Oil prices were treading water in London on Wednesday, ahead of key data on US crude supplies that is refocusing traders away from worries over China and back to the fundamental oversupply concerns that have been driving crude lower.
Later Wednesday, the Energy Information Administration will release data on US crude stockpiles that many analysts say will confirm a decline in crude held. Late Tuesday, the American Petroleum Institute reported an unexpected 7.3-million-barrel drop in weekly US stocks.
High levels of oil output from the US and the Organization of the Petroleum Exporting Countries have hammered investor sentiment in recent weeks. In July, oil prices slid into a bear market and are now off about 25 per cent this year-to-date.
On Wednesday, Brent crude, the global benchmark, was trading down 0.3 per cent at $US43.32 a barrel on London's ICE Futures exchange at 0756 GMT. Prices pulled back slightly, after ending a four-day losing streak on Tuesday. On the New York Mercantile Exchange, WTI was down 0.2 per cent at $US39.4 a barrel, remaining beneath the psychologically important $US40 level.
"Fundamentals at some point kick in...and the market realises that there is still a lot of oil available," Marex Spectron head of research Georgi Slavov said.
In recent sessions, concerns over the Chinese economy have had a knock-on effect in oil markets, with steep falls on Monday and a rebound the following day after the People's Bank of China cut interest rates and reduced the bank reserve requirement ratio. China is the world's second-largest consumer of oil, after the US
"All boats rise on the same tide," said Gareth Lewis-Davies, an oil strategist at BNP Paribas. "The moves up that we saw yesterday are tied closely to China."
The broader supply and demand picture, however, has now returned to the fore for market participants, and analysts' notes on Wednesday discussed how much oil was set to flow into tanks around the world.

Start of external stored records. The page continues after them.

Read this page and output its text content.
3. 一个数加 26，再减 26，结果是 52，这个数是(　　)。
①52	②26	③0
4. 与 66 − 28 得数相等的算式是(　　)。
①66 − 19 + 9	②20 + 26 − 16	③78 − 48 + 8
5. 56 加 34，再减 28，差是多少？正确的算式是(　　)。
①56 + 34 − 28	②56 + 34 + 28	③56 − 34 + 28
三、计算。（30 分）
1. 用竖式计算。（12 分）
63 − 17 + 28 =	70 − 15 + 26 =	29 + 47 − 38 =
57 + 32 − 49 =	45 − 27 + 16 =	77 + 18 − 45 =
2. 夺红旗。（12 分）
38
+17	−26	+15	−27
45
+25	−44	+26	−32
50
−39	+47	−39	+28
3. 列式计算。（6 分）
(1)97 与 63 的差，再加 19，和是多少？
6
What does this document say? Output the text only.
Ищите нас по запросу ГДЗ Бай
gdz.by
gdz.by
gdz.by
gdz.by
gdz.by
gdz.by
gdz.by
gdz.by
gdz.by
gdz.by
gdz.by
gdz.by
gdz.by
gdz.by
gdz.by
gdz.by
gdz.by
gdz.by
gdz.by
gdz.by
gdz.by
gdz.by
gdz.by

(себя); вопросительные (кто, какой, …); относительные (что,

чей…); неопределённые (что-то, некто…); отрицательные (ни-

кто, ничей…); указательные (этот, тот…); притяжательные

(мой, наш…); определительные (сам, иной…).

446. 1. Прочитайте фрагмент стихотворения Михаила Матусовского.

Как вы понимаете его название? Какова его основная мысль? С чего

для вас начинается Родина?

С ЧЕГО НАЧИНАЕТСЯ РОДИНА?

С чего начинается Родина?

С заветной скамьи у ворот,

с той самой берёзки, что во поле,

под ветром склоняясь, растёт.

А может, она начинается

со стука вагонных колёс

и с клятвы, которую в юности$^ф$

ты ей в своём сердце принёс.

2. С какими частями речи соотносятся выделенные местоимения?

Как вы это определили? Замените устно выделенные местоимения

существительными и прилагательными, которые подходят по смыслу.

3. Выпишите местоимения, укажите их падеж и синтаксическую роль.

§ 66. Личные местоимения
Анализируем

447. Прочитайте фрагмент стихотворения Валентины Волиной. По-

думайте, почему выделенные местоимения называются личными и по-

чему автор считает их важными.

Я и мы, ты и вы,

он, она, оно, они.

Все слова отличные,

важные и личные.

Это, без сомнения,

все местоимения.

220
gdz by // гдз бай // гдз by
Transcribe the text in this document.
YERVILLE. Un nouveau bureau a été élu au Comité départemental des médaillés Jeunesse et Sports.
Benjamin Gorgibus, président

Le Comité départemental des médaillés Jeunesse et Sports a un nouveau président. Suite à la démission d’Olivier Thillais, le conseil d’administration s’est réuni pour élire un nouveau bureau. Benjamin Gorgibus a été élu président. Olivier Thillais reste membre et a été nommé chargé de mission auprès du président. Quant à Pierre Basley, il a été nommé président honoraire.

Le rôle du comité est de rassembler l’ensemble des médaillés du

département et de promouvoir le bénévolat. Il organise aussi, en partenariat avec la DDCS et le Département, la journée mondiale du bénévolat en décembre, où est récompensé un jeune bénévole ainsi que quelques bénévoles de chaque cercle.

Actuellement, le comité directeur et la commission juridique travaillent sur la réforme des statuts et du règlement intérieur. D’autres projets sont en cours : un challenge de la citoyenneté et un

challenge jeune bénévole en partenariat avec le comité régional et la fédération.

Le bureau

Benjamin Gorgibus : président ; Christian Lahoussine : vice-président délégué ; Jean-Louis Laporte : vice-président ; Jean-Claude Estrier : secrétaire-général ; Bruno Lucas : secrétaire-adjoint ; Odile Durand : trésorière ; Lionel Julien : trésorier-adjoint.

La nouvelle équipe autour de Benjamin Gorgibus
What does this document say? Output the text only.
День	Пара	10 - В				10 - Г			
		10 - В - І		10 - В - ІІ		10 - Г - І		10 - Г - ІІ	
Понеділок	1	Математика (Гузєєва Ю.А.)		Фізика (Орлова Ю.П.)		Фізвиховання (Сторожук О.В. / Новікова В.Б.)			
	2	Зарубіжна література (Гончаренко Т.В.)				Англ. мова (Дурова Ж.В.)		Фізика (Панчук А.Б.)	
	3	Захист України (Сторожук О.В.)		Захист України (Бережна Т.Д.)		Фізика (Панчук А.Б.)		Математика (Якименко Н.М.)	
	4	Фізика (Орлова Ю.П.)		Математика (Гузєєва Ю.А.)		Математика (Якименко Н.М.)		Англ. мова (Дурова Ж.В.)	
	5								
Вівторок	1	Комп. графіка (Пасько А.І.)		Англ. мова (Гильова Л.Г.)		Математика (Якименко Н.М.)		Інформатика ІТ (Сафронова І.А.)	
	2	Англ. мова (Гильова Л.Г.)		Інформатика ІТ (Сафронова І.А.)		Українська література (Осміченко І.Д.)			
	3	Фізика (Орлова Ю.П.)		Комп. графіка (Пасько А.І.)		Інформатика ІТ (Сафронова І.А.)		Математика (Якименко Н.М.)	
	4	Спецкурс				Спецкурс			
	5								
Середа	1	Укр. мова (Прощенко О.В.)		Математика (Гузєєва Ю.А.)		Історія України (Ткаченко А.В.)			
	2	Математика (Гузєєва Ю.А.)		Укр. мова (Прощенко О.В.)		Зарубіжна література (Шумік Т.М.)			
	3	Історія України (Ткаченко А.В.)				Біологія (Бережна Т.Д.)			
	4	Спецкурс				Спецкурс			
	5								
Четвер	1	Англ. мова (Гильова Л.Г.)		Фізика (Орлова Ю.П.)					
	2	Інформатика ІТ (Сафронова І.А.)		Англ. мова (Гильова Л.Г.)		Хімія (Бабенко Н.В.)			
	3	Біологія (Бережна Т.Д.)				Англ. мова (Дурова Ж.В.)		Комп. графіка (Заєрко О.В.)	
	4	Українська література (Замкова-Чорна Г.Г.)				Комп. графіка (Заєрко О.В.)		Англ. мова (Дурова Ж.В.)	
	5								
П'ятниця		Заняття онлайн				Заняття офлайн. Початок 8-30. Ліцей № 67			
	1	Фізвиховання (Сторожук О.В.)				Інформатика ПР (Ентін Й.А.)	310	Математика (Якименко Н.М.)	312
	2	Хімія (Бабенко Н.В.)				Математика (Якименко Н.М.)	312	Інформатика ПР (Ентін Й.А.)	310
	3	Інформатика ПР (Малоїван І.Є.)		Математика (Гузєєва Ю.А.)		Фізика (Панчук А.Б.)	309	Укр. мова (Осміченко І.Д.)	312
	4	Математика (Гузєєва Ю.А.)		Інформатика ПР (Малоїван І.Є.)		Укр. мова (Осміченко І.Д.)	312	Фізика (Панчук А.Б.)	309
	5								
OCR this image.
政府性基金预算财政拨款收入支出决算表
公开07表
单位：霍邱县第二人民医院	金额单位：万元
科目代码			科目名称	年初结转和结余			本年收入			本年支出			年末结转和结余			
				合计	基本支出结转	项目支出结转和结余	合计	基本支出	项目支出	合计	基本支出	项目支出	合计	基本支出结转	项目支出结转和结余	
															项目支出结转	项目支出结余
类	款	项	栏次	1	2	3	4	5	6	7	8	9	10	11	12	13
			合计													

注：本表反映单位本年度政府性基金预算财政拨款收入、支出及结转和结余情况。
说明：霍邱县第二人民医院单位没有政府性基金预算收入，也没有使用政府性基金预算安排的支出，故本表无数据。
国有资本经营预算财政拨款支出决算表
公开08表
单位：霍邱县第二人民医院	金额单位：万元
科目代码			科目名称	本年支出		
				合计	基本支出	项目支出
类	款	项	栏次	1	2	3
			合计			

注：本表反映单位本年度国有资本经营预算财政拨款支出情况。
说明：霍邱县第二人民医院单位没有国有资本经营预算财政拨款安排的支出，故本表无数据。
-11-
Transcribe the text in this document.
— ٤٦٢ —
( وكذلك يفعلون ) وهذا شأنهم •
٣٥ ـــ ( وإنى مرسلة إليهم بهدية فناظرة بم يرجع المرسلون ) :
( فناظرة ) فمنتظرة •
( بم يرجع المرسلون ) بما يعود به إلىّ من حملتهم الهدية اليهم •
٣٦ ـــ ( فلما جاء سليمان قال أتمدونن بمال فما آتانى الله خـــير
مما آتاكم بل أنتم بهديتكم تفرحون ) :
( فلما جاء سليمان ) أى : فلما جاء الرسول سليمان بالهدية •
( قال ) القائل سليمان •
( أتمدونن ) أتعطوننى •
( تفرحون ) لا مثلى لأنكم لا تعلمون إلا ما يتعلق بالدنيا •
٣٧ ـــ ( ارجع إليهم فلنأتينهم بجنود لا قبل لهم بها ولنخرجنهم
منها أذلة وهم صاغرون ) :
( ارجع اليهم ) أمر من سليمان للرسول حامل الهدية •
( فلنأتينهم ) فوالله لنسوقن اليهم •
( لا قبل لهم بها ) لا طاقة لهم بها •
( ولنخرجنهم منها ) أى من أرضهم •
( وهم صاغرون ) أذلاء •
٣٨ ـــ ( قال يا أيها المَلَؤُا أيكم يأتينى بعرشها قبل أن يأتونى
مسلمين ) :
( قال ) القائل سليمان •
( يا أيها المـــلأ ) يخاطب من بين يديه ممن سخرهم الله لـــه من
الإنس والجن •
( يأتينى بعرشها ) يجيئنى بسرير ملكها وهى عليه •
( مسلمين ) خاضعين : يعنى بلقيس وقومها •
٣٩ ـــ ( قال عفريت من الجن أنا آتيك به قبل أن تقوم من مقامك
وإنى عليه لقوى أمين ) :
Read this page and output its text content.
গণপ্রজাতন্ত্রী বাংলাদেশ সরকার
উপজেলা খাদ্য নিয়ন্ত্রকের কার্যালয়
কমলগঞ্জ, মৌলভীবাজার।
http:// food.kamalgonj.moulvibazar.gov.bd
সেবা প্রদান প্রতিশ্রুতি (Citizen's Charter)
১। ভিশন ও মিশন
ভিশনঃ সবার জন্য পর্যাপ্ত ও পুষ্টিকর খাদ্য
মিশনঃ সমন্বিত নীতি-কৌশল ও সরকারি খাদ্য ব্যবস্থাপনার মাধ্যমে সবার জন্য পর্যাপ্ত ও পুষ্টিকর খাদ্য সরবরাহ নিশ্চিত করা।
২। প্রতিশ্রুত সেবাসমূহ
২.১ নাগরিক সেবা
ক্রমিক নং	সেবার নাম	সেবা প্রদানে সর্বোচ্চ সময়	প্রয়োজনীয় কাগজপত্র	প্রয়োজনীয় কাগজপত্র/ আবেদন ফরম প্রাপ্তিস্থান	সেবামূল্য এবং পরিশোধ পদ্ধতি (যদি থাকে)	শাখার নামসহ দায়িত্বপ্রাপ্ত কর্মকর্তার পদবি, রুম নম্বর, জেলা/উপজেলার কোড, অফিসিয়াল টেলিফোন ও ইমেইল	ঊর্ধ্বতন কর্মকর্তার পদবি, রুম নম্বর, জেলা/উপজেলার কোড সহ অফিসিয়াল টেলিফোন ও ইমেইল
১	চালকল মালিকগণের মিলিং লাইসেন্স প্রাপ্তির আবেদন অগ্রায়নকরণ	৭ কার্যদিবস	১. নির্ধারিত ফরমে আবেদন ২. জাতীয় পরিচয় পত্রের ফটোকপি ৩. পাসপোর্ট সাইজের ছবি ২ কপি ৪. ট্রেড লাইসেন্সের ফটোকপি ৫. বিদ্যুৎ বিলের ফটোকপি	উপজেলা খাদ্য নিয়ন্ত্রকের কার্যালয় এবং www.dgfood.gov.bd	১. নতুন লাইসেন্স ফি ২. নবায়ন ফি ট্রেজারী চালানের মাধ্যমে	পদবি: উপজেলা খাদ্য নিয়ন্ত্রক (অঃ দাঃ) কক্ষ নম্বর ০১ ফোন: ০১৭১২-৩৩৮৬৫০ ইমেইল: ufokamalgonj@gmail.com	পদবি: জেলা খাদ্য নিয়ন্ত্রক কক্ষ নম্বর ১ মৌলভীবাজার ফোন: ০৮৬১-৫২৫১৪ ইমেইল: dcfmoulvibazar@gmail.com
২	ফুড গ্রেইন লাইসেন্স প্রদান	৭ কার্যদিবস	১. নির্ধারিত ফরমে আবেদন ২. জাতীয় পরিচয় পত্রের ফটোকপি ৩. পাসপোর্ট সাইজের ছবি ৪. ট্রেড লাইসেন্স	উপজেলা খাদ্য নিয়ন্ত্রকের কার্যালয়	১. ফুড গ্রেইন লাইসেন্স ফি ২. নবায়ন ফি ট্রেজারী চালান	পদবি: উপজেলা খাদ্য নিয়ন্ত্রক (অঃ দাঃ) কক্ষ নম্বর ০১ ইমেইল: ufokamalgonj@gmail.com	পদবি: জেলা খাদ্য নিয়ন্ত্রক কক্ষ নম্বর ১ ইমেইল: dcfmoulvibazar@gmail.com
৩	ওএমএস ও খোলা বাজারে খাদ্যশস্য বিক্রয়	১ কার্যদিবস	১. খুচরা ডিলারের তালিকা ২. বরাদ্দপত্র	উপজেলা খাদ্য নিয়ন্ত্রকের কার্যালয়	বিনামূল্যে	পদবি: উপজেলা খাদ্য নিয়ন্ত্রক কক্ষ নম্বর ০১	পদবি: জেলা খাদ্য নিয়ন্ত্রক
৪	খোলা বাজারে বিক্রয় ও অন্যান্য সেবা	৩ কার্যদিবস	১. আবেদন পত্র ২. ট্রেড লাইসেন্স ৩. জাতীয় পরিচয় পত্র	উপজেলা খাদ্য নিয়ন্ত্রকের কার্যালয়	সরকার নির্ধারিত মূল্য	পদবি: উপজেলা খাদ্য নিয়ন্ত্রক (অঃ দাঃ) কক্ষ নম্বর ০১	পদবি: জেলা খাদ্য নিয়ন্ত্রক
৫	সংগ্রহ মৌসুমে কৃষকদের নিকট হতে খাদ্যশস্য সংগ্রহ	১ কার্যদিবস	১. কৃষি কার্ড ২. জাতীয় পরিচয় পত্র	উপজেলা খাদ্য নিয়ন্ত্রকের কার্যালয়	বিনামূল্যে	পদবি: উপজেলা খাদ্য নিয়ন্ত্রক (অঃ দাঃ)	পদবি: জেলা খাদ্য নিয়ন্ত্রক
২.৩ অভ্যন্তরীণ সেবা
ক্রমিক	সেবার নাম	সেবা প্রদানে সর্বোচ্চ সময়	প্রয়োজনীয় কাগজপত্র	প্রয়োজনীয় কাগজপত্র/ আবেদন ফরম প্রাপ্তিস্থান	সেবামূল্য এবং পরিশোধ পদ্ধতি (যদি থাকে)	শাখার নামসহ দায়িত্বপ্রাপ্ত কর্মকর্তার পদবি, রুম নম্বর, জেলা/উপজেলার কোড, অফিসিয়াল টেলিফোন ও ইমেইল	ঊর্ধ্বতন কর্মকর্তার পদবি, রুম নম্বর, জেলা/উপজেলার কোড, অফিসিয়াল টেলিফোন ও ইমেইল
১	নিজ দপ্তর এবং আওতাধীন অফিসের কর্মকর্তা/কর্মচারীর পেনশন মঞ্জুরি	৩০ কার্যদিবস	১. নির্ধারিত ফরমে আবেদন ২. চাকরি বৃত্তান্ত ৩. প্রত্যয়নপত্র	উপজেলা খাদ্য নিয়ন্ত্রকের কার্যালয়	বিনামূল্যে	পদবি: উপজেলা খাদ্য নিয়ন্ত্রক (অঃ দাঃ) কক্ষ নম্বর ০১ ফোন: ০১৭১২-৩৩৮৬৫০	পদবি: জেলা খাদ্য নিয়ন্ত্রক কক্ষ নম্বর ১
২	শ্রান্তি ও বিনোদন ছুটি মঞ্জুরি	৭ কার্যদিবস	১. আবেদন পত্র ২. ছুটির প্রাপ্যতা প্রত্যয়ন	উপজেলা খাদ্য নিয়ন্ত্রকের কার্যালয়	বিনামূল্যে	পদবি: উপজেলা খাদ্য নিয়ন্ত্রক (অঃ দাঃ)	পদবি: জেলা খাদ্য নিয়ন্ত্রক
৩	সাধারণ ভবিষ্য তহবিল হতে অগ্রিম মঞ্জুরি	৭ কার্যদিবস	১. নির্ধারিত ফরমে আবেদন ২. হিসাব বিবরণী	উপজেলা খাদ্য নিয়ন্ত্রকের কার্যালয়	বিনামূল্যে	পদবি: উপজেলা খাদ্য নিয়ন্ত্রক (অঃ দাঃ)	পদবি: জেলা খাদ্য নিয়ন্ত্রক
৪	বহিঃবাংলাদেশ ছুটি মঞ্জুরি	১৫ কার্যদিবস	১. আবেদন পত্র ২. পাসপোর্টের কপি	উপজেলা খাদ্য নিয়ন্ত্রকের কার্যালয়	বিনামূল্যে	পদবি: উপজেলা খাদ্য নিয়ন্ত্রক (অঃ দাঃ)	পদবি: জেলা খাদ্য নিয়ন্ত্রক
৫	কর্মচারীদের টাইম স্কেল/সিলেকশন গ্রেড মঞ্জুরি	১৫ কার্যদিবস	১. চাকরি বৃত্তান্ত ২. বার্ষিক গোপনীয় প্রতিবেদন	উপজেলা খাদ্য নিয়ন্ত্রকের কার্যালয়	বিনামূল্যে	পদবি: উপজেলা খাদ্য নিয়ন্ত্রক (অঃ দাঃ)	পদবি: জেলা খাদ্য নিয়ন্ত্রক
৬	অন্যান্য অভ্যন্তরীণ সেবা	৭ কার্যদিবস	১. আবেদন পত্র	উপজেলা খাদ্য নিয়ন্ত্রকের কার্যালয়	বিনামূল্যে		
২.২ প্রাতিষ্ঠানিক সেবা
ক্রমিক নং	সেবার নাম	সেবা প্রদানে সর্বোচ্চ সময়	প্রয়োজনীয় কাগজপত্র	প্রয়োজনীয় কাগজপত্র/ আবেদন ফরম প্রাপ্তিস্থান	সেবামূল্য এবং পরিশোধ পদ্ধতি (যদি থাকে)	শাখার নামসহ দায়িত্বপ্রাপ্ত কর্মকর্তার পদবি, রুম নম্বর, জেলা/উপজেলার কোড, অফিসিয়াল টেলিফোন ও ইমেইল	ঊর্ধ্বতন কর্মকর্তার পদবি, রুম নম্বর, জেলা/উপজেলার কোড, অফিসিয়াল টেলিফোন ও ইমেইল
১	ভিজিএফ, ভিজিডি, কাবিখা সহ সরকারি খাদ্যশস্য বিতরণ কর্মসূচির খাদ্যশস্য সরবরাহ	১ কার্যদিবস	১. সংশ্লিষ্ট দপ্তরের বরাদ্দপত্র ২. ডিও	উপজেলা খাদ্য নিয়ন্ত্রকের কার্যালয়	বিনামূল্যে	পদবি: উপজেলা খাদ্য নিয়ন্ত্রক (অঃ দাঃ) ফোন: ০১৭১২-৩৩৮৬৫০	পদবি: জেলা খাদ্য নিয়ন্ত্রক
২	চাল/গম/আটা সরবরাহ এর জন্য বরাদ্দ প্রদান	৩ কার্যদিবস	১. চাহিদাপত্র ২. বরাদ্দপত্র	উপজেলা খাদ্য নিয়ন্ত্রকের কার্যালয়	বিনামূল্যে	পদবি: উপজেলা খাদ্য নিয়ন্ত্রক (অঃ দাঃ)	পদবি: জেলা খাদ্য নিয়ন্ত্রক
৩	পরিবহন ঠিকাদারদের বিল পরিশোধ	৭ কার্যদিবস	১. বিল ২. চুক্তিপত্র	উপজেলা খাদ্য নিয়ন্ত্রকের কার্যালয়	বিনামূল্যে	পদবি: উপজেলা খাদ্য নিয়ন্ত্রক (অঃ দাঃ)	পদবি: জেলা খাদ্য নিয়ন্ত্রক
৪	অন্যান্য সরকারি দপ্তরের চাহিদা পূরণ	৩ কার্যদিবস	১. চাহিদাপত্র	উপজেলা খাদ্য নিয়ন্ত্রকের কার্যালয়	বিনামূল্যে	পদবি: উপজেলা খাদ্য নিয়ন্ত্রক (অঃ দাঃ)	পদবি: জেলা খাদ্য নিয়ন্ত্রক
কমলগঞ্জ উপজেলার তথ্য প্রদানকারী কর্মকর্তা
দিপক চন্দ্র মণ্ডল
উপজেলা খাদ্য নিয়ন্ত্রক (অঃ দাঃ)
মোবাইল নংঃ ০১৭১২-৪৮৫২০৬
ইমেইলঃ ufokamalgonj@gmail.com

"The main question...that many analysts and traders are battling with has to do with [oil] stock movements for the rest of the year and whether or not we are really at risk of hitting tank tops for crude," said JBC Energy GmbH in a report. The Vienna-based research house concludes that the answer is no, given what it says will be a seasonally higher crude demand and a lower rig count in the US
Still, others are less sure. Underscoring the risks to supply, Iran and Nigeria said on Tuesday that they will ramp up production, regardless of the latest oil price drop, to improve and maintain market share.
"It makes sense for those with the lowest margin costs to fight for market share," said Michael Poulsen, an oil risk manager at Global Risk Management.
The benchmark gasoline contract, Nymex reformulated gasoline blendstock for September, was down 1.4 per cent at $US1.29 a gallon.